The following statement is justified:
(A) Jones will get the promotion and Jones has 10 coins in his pocket.
Then this statement follows logically (and is therefore also justified):
(B) The person who will get the promotion has 10 coins in his pocket.
But it turns out that the president is overruled by the board, and Smith, unbeknownst to himself, is actually the one will be promoted. It also turns out that Smith, coincidentally, has 10 coins in his pocket. Thus, (B) is still true, it’s justified, and it is believed by Smith. However, Smith doesn’t have knowledge that he himself is going to get promoted, so clearly something has gone wrong. Justification, truth, and belief, as criteria of knowledge, let an example of non-knowledge slip into the definitional circle, masquerading as knowledge.
Let’s get back to the problem of defining games, and say that, contrary to Wittgenstein, you’re sure you can come up with a good set of necessary and sufficient conditions. You notice from our previous list of possible necessary traits that games certainly have to have players. Let’s call them participants, since “player” is something of a loaded word here (a player presupposes a game, in a way). And now you also take a stand that all games have pieces. Board games have obvious pieces, but so, you say, do other games. Even a game of tag has objects that you utilize in order to move the game along. (In this case, you’re thinking of the players’ actual hands.) So let’s add that to the list, but let’s call it what it is: not pieces so much as tools or implements. And perhaps you are also convinced that all games, even games of catch, have rules. Some are just more implicit and less well-defined than others. So let’s stop here, and see where we are. We have participants, implements, and rules.
And now we begin to see the problem. If we leave it at that, our definition is so loose as to allow under the game umbrella many things that aren’t actually games. A group of lab technicians analyzing DNA could fall under the conditions of having participants, implements, and rules. But if we tighten up the definition, we run the risk of excluding real cases from being called games. For instance, if we tighten the definition to exclude our lab workers from the fun by saying that games also have to have winners and losers we immediately rule out as games activities like catch and ring-around-the-rosie.
Lakatos coined two brilliant phrases for these definitional tightenings and loosenings: “monster-barring” and “concept-stretching”. Monster-barring is an applicable strategy when your definition allows something repugnant into the category in question. You have two options as a monster-barrer: do your utmost to show how the monster doesn’t really satisfy your necessary and sufficient conditions, or tweak your definition to keep the monster out.

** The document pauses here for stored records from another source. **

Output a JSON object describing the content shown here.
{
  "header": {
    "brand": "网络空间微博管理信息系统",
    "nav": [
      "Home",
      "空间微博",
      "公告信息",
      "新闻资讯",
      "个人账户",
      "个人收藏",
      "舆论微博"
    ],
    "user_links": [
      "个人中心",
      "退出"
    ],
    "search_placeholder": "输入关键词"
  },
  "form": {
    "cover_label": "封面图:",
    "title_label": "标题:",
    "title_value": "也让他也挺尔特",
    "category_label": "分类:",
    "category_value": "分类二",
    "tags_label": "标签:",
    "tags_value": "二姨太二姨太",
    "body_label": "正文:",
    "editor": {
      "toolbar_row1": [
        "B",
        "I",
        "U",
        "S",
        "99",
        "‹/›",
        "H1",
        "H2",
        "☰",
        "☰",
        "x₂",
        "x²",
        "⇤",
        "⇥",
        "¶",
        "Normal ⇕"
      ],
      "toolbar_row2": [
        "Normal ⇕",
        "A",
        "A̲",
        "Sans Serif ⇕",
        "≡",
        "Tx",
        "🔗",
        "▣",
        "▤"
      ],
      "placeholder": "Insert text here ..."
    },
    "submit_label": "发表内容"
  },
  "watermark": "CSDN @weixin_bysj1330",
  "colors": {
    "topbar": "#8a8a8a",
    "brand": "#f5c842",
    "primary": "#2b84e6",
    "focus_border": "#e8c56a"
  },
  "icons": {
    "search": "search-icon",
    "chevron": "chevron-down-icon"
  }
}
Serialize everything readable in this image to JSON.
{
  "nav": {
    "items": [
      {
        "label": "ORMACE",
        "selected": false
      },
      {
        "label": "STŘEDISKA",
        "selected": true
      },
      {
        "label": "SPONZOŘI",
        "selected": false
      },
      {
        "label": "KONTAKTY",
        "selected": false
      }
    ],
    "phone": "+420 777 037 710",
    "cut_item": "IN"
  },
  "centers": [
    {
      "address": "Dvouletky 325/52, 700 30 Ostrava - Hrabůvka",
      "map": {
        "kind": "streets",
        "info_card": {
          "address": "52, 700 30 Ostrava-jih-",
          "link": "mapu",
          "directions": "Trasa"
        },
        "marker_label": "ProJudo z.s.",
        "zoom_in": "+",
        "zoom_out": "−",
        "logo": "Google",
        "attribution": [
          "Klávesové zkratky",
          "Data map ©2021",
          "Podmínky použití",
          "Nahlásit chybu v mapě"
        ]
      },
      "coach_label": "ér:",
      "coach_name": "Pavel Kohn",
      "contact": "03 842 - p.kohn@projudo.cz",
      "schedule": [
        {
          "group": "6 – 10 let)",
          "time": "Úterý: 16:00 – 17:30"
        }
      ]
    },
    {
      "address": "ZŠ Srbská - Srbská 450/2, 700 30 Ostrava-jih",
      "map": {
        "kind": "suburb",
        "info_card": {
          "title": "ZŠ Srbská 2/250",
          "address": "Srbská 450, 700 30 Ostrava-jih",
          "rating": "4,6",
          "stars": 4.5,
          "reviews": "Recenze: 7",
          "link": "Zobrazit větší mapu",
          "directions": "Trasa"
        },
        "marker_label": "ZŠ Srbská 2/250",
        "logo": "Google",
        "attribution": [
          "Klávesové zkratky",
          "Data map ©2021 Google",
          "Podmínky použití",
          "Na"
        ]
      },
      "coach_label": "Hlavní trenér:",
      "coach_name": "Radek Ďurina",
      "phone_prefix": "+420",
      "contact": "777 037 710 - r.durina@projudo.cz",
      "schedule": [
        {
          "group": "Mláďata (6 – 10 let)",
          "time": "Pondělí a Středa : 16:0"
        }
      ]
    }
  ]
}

Concept-stretching allows one to take a definition and run wild with it, applying it to all sorts of odd cases one might not have previously thought to. For instance, perhaps we should expand entry into the realm of games to include our intrepid DNA lab workers. What would that mean for our ontologies? And what would it mean for people who analyze games? And for lab technicians?
Philosophers love to define terms; they also love to find examples that render definitions problematic. It’s a trick of the trade and a hazard of the business.